Si le glas de la Troisième République a certes sonné, la Quatrième naissante conserve Vizille comme lieu de villégiature présidentiel. En 1947, Vincent Auriol y passe quelques jours d’été et s’émerveille de la beauté du parc où il fait quelques miraculeuses parties de pêche. Mais la demeure est, quant à elle, délabrée, par faute d’entretien pendant plus de six ans, et Mme Auriol préfère aller à Rambouillet. À sa suite, René Coty, élu en 1954, investit Vizille, plus que tous ses prédécesseurs. Il considère ce château comme sa résidence secondaire et y séjourne pas moins de cinq fois en quatre ans, parfois même plus d’un mois d’affilée. À tel point qu’il y entreprend de grandes rénovations, dont l’installation de deux ascenseurs. De quoi s’éviter l’alpinisme dont parlait Mme Lebrun. En 1957, il fait également réaménager les chambres et les salles de bains. Vizille a désormais tout le confort d’un grand hôtel. Coty réserve cette résidence républicaine aux retrouvailles familiales, avec ses deux filles et ses dix petits-enfants. Quand il séjourne au château, il ne travaille donc pas ou peu. Les journées sont rythmées par des promenades, des jeux, des lectures ainsi que des projections de films. Le président y reçoit tout de même quelques officiels, à l’instar de l’empereur du Vietnam Bao Dai et de son épouse, l’impératrice Nam Phuong. Comme Brégançon, plus tard, Vizille mêle ainsi savamment vie privée et vie publique. L’ambiance y est toujours plus détendue qu’à l’Élysée, même quand il s’agit d’y accueillir des dignitaires.
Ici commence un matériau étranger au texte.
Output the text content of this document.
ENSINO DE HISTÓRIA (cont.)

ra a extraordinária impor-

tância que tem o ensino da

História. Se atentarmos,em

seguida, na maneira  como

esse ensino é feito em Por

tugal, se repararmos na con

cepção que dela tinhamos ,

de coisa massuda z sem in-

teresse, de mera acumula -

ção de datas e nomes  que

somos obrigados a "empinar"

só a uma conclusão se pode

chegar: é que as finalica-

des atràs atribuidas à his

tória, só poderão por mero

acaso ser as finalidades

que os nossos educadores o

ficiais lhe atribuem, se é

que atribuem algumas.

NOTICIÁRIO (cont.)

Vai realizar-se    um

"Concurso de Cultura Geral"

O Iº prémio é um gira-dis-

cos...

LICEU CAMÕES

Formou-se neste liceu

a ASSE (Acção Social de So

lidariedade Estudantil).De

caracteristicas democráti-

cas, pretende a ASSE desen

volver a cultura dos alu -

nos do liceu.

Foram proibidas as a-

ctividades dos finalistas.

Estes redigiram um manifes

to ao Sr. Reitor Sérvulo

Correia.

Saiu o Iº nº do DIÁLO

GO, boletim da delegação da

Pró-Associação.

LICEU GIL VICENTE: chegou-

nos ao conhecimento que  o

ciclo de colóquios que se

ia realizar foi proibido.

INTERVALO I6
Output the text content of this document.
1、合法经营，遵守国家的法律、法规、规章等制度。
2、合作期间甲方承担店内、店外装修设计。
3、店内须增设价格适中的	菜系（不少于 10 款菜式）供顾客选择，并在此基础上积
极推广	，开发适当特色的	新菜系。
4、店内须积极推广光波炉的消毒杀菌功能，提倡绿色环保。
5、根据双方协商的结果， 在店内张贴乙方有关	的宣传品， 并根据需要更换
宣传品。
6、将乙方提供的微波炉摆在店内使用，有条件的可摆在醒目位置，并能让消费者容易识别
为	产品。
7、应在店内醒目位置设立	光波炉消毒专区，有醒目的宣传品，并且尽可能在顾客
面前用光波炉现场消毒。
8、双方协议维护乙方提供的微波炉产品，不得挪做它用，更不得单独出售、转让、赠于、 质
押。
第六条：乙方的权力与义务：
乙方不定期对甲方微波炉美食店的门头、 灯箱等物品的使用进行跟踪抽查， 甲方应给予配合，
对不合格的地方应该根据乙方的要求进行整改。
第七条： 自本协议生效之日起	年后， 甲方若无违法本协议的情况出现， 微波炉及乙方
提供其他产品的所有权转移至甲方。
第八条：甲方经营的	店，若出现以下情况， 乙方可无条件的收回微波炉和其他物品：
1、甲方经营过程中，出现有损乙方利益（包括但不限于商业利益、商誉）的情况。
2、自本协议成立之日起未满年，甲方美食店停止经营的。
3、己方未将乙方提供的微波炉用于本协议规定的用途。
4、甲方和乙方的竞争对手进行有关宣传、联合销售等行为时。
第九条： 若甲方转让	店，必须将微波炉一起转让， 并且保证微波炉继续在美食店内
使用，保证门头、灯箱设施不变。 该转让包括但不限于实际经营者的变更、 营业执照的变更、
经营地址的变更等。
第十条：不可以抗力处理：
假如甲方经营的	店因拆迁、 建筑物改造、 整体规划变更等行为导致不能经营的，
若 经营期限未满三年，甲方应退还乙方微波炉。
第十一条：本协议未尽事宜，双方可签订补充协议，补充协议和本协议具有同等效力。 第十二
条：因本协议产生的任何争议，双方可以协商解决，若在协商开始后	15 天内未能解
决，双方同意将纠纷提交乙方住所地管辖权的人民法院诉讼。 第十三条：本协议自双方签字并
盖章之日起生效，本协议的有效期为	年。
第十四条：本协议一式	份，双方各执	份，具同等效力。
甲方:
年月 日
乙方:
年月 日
Après Coty, De Gaulle, arrivé au pouvoir en 1959, aurait donc pu s’installer dans ce château remis à neuf, avec tout le dernier confort. Mais le Général a des goûts difficiles. Il n’aime d’ailleurs aucun palais de la République, mis à part le Grand Trianon, à Versailles, qu’il compte un temps habiter à la place de l’Élysée. Le premier président de la Cinquième République se détourne donc rapidement de cette résidence dauphinoise, dans laquelle il ne dormira qu’une nuit, le 6 octobre 1960, à l’occasion d’un déplacement en Isère. Le Général organise alors un dîner où sont conviés quelques ministres, préfets, généraux et personnalités locales. La soirée est charmante, mais pas assez pour que De Gaulle s’attache à Vizille. Il n’y reviendra plus, préférant passer ses étés chez lui, à Colombey-les-Deux-Églises.

Extrait du livre de Pierrick Geais, "L'Élysée à la plage : Dans l'intimité de nos présidents en vacances", aux éditions du Rocher.